Bij De Achterban spreken we Mike en Fatine, twee jongeren die het dakloze leven aan den lijve hebben ondervonden.

Mike: “Ik was bang om hulp te vragen”

Mike (25) heeft sinds twee weken een eigen huisje in Den Haag, maar daar ging heel wat aan vooraf. “Toen mijn zusje en ik gingen puberen, botste dat zo extreem, dat mijn ouders niet meer een weekendje weg durfden te gaan. Ze waren bang dat het uit de hand zou lopen.” Het klink hem dan ook als muziek in de oren toen zijn ouders zeiden dat het goed zou zijn als hij op zichzelf ging wonen. “Uiteindelijk kon ik na twee weken terecht. Veel eerder dan verwacht. Achteraf gezien is dat veel te snel gegaan. Ik was er gewoon nog helemaal niet klaar voor.”

Toen hij zijn baan in de horeca verloor, schreef hij zich uit bij de gemeente. “Impulsief heb ik alles afgekapt. Omdat ik wist dat ik mijn huis niet meer kon betalen. Dat is mijn fout geweest. En door de situatie bij mijn ouders kon ik niet meer terug.”

Nu kan hij dat dakloze leven vooral zien als een leerproces.

“Ik was altijd bang om hulp te vragen, omdat ik dacht dat ik mezelf daarmee in een verkeerd daglicht zette.
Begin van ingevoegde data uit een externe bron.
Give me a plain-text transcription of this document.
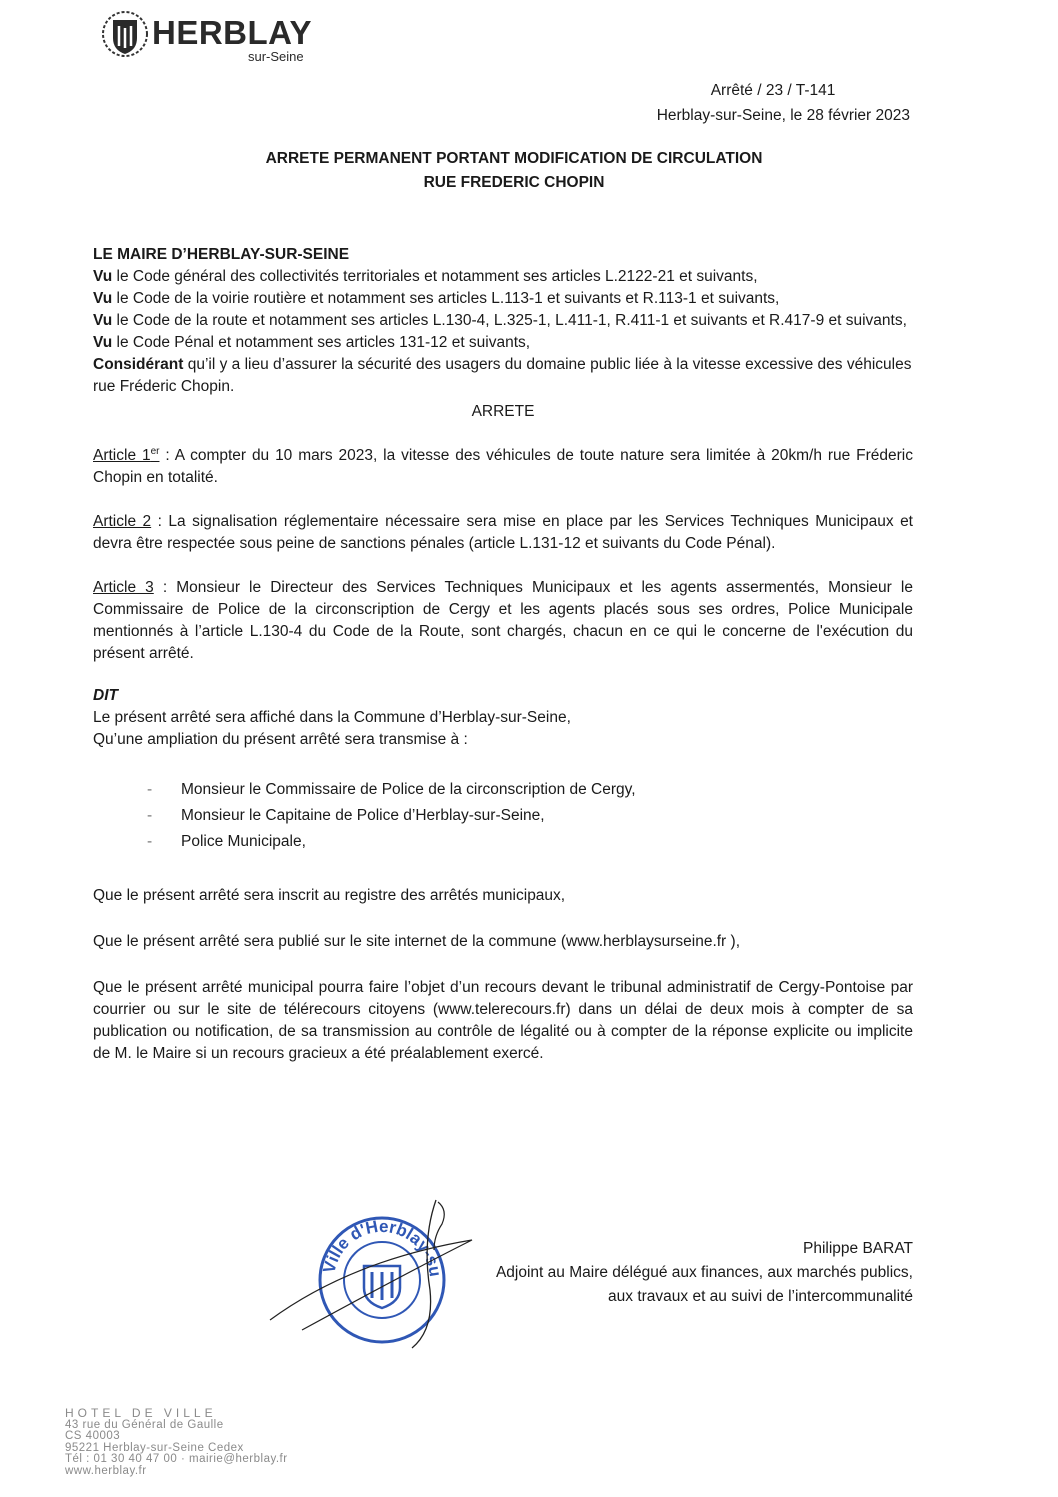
HERBLAY
sur-Seine
Arrêté / 23 / T-141
Herblay-sur-Seine, le 28 février 2023
ARRETE PERMANENT PORTANT MODIFICATION DE CIRCULATION
RUE FREDERIC CHOPIN

LE MAIRE D’HERBLAY-SUR-SEINE

Vu le Code général des collectivités territoriales et notamment ses articles L.2122-21 et suivants,

Vu le Code de la voirie routière et notamment ses articles L.113-1 et suivants et R.113-1 et suivants,

Vu le Code de la route et notamment ses articles L.130-4, L.325-1, L.411-1, R.411-1 et suivants et R.417-9 et suivants,

Vu le Code Pénal et notamment ses articles 131-12 et suivants,

Considérant qu’il y a lieu d’assurer la sécurité des usagers du domaine public liée à la vitesse excessive des véhicules rue Fréderic Chopin.

ARRETE

Article 1er : A compter du 10 mars 2023, la vitesse des véhicules de toute nature sera limitée à 20km/h rue Fréderic Chopin en totalité.

Article 2 : La signalisation réglementaire nécessaire sera mise en place par les Services Techniques Municipaux et devra être respectée sous peine de sanctions pénales (article L.131-12 et suivants du Code Pénal).

Article 3 : Monsieur le Directeur des Services Techniques Municipaux et les agents assermentés, Monsieur le Commissaire de Police de la circonscription de Cergy et les agents placés sous ses ordres, Police Municipale mentionnés à l’article L.130-4 du Code de la Route, sont chargés, chacun en ce qui le concerne de l'exécution du présent arrêté.

DIT

Le présent arrêté sera affiché dans la Commune d’Herblay-sur-Seine,

Qu’une ampliation du présent arrêté sera transmise à :

- Monsieur le Commissaire de Police de la circonscription de Cergy,
- Monsieur le Capitaine de Police d’Herblay-sur-Seine,
- Police Municipale,

Que le présent arrêté sera inscrit au registre des arrêtés municipaux,

Que le présent arrêté sera publié sur le site internet de la commune (www.herblaysurseine.fr ),

Que le présent arrêté municipal pourra faire l’objet d’un recours devant le tribunal administratif de Cergy-Pontoise par courrier ou sur le site de télérecours citoyens (www.telerecours.fr) dans un délai de deux mois à compter de sa publication ou notification, de sa transmission au contrôle de légalité ou à compter de la réponse explicite ou implicite de M. le Maire si un recours gracieux a été préalablement exercé.

Ville d'Herblay-su
Philippe BARAT
Adjoint au Maire délégué aux finances, aux marchés publics,
aux travaux et au suivi de l’intercommunalité
HOTEL DE VILLE
43 rue du Général de Gaulle
CS 40003
95221 Herblay-sur-Seine Cedex
Tél : 01 30 40 47 00 · mairie@herblay.fr
www.herblay.fr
Terwijl veel mensen het beste met je voor hebben, maar dat zie je dan gewoon niet. Nu is dat anders.” Zijn mindset is veranderd, zo vertelt hij. “Ik heb geleerd dat ik er zelf meer energie in moet steken. Als ik laat zien dat ik echt wat wil, dan reageren mensen daar ook op. Toen ik overal zelf echt achteraan ging, vonden anderen het niet erg om te helpen.”

De relatie met imijn ouders en zus is een tijd heel slecht geweest in zijn dakloze periode, maar dat is nu gelukkig anders. En dat daar is hij blij mee. “Als je de steun van je ouders hebt, kun je veel meer aan.“

Als verbeterpunten voor de zorg voor kwetsbare jongen noemt Mike onder meer de aandacht voor het goed matchen van begeleider en jongere. “Vaak krijg je gewoon iemand toegewezen, en dan moet het maar net klikken. Je hoeft geen beste virenden te zijn, maar je moet elkaar wel begrijpen .“

Ook het aantal flexwerkers moet worden teruggebracht, vindt Mike.
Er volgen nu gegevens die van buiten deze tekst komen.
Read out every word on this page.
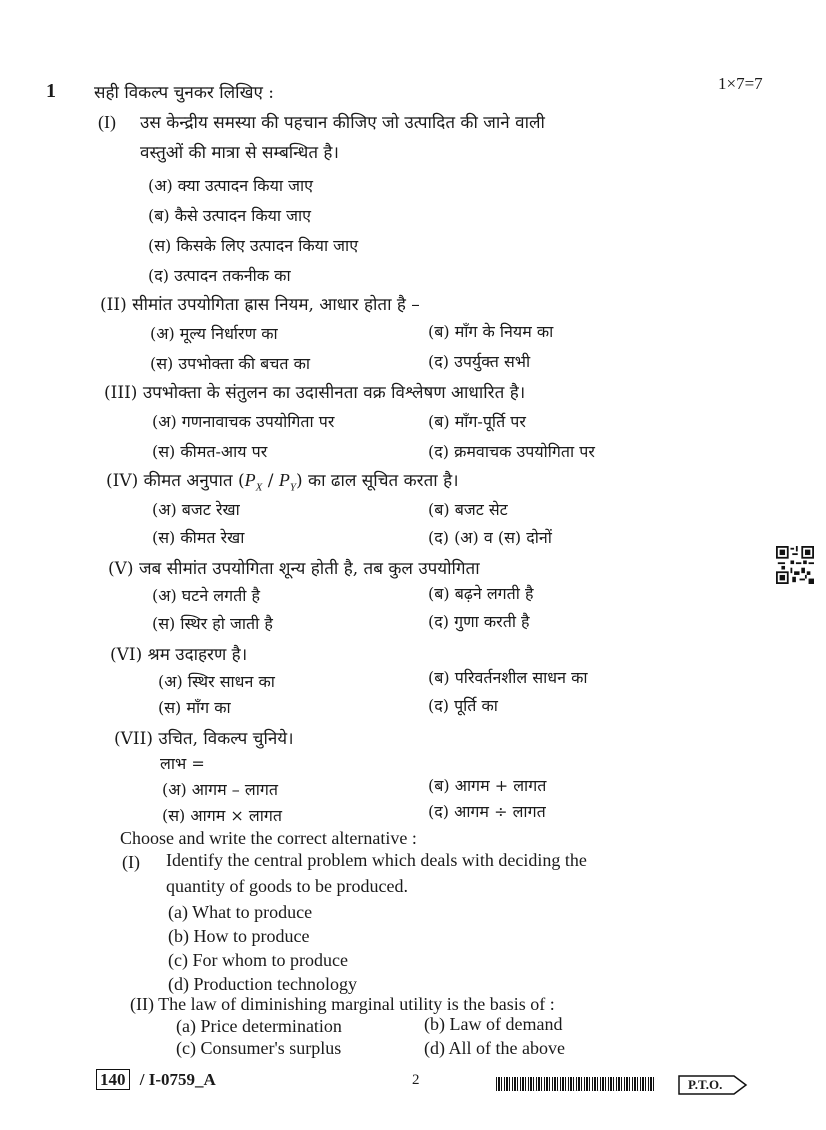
1 सही विकल्प चुनकर लिखिए :	1×7=7
(I) उस केन्द्रीय समस्या की पहचान कीजिए जो उत्पादित की जाने वाली
वस्तुओं की मात्रा से सम्बन्धित है।
(अ) क्या उत्पादन किया जाए
(ब) कैसे उत्पादन किया जाए
(स) किसके लिए उत्पादन किया जाए
(द) उत्पादन तकनीक का
(II) सीमांत उपयोगिता ह्रास नियम, आधार होता है –
(अ) मूल्य निर्धारण का	(ब) माँग के नियम का
(स) उपभोक्ता की बचत का	(द) उपर्युक्त सभी
(III) उपभोक्ता के संतुलन का उदासीनता वक्र विश्लेषण आधारित है।
(अ) गणनावाचक उपयोगिता पर	(ब) माँग-पूर्ति पर
(स) कीमत-आय पर	(द) क्रमवाचक उपयोगिता पर
(IV) कीमत अनुपात $(P_X / P_Y)$ का ढाल सूचित करता है।
(अ) बजट रेखा	(ब) बजट सेट
(स) कीमत रेखा	(द) (अ) व (स) दोनों
(V) जब सीमांत उपयोगिता शून्य होती है, तब कुल उपयोगिता
(अ) घटने लगती है	(ब) बढ़ने लगती है
(स) स्थिर हो जाती है	(द) गुणा करती है
(VI) श्रम उदाहरण है।
(अ) स्थिर साधन का	(ब) परिवर्तनशील साधन का
(स) माँग का	(द) पूर्ति का
(VII) उचित, विकल्प चुनिये।
लाभ =
(अ) आगम – लागत	(ब) आगम + लागत
(स) आगम × लागत	(द) आगम ÷ लागत
Choose and write the correct alternative :
(I) Identify the central problem which deals with deciding the
quantity of goods to be produced.
(a) What to produce
(b) How to produce
(c) For whom to produce
(d) Production technology
(II) The law of diminishing marginal utility is the basis of :
(a) Price determination	(b) Law of demand
(c) Consumer's surplus	(d) All of the above
140 / I-0759_A	2	P.T.O.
“Ik heb een tijd bij de Jongerenopvang Binckhorst gezeten. In de tijd dat ik daar zat hadden ze veel te veel flexwerkers. Die weten dan helemaal niks als ze op een avond komen werken. Dan moeten jongeren het personeel inwerken. Dat werkt gewoon niet. Nu zijn er veel meer vaste krachten. Dat geeft veel meer rust.”

Fatine: “Rust en veiligheid zijn belangrijk.”

Ook Fatine herkent het punt van de flexwerkers. “Als er een nieuweling komt die vertelt wat je moet doen, zijn er jongeren die dat niet pikken,” ligt ze toe. “Ook is het vaak zo dat je geen dingen meer gaat delen als je telkens een ander persoon ziet. Vertrouwen moet worden opgebouwd. Het zijn wel jongeren die op strtaat staan. Het zal je thuis niet worden, en dat moet ook niet. Maar het moet wel een vertrouwelijke plek zijn. De hele dag ben je aan het stressen en voel je je negatief. Dan verlang je in de avond toch naar rust en veiligheid. “

Net als Mike draagt ook Fatine een heel verhaal met zich mee. “Toen ik 13 was zijn mijn ouders zonder mij geemigreerd naar Marokko. Jeugdzorg werd zo zeg maar mijn nieuwe pappa. Ik heb daarna in verschillende instanties gezeten en verschillende pleegouders gehad. Tot mijn 18e. Toen zeiden ze dat ze niks meer voor me konden doen en werd ik dakloos.”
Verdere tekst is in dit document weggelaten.